Business 2.0 The 50 People that matter now.
- YOU – Why You Matter: They’ve long said the customer is always right. But they never really meant it. Now they have no choice. You — or rather, the collaborative intelligence of tens of millions of people, the networked you — continually create and filter new forms of content, anointing the useful, the relevant, and the amusing and rejecting the rest. You do it on websites like Amazon, Flickr, and YouTube, via podcasts and SMS polling, and on millions of self-published blogs. In every case, you’ve become an integral part of the action as a member of the aggregated, interactive, self-organizing, auto-entertaining audience. But the You Revolution goes well beyond user-generated content. Companies as diverse as Delta Air Lines and T-Mobile are turning to you to create their ad slogans. Procter & Gamble and Lego are incorporating your ideas into new products. You constructed open-source and are its customer and its caretaker. None of this should be a surprise, since it was you — your crazy passions and hobbies and obsessions — that built out the Web in the first place. And somewhere out there, you’re building Web 3.0. We don’t yet know what that is, but one thing’s for sure: It will matter.
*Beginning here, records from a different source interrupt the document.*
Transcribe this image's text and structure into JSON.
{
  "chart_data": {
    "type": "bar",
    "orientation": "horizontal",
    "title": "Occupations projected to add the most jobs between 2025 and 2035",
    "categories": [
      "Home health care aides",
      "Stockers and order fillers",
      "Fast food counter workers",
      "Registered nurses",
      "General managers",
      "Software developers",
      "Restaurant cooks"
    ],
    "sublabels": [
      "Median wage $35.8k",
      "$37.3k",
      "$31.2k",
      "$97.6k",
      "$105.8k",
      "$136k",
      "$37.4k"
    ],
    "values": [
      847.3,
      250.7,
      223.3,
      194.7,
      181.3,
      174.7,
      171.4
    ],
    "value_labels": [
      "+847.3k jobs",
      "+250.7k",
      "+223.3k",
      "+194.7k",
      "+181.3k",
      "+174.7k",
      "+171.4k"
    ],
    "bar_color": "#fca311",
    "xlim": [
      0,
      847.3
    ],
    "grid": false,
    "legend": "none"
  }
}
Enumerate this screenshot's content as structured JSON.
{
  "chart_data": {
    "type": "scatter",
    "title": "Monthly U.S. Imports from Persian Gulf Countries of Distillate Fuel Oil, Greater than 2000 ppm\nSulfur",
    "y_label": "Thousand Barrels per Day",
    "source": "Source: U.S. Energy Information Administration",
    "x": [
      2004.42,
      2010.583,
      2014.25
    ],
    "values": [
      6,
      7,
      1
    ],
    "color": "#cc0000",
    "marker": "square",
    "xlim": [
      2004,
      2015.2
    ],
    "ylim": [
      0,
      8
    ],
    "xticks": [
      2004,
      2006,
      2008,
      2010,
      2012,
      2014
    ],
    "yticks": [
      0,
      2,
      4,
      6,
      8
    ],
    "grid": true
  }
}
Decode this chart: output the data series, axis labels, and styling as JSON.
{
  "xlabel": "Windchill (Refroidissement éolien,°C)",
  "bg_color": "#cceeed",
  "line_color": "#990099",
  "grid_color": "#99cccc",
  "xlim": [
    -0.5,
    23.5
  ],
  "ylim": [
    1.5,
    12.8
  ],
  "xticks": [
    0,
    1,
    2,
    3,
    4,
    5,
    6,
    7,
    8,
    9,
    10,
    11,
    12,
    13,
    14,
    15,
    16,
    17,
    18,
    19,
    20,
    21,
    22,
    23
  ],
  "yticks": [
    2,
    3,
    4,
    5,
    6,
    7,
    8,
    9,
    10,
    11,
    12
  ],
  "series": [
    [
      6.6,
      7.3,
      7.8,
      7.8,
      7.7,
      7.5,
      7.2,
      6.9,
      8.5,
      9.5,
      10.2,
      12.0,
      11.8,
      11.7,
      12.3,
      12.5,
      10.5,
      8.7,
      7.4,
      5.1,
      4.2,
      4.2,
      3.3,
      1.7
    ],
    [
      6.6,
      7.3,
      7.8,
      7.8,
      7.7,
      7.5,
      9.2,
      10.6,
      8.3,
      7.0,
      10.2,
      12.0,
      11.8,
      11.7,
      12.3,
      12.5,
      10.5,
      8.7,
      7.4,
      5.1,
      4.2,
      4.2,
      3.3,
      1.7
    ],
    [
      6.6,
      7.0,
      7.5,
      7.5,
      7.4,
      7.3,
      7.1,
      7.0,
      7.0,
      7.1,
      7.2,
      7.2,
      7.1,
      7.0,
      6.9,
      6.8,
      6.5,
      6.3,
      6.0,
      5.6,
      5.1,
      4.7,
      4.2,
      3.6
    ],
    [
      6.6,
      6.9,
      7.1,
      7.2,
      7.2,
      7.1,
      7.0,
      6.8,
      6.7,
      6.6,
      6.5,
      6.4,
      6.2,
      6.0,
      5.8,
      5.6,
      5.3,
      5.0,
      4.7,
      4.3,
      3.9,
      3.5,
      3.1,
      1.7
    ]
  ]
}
- Sergey & Larry (Google Founders) Why They Matter: Success hasn’t really changed the Google guys all that much: They’re still Stanford computer geeks to the core. That’s why the company has become a magnet for like-minded geniuses — witness the Silicon Valley billboards with brain-teasing number puzzles that turn out to be Google recruitment ads. It’s also why their PageRank algorithm remains the best mousetrap in search, why their groundbreaking pay-per-click advertising model brought in a stunning $6 billion in revenue last year, why Google’s market cap hovers comfortably above $100 billion, and why their ongoing project to organize all of the world’s information is taken seriously. What Page’s famous list of his 100 most interesting projects lacked in focus, it more than made up for in ambition. The same is true of Brin’s long-term strategy — organizing all that information into a database that will act as a kind of global brain for all human knowledge. Technically, the pair run the world’s top technology company as a triumvirate with CEO (and resident adult) Eric Schmidt. But what the geeks want, they usually get. After all, there are plenty of CEO types who could replace Schmidt. But who on earth could possibly replace Sergey and Larry?
Lets start a 50 People that matter to The Web/Business2.0 in South Africa list. Mark Shuttleworth has to feature somewhere on the South AFrican list. Anyone have any ideas?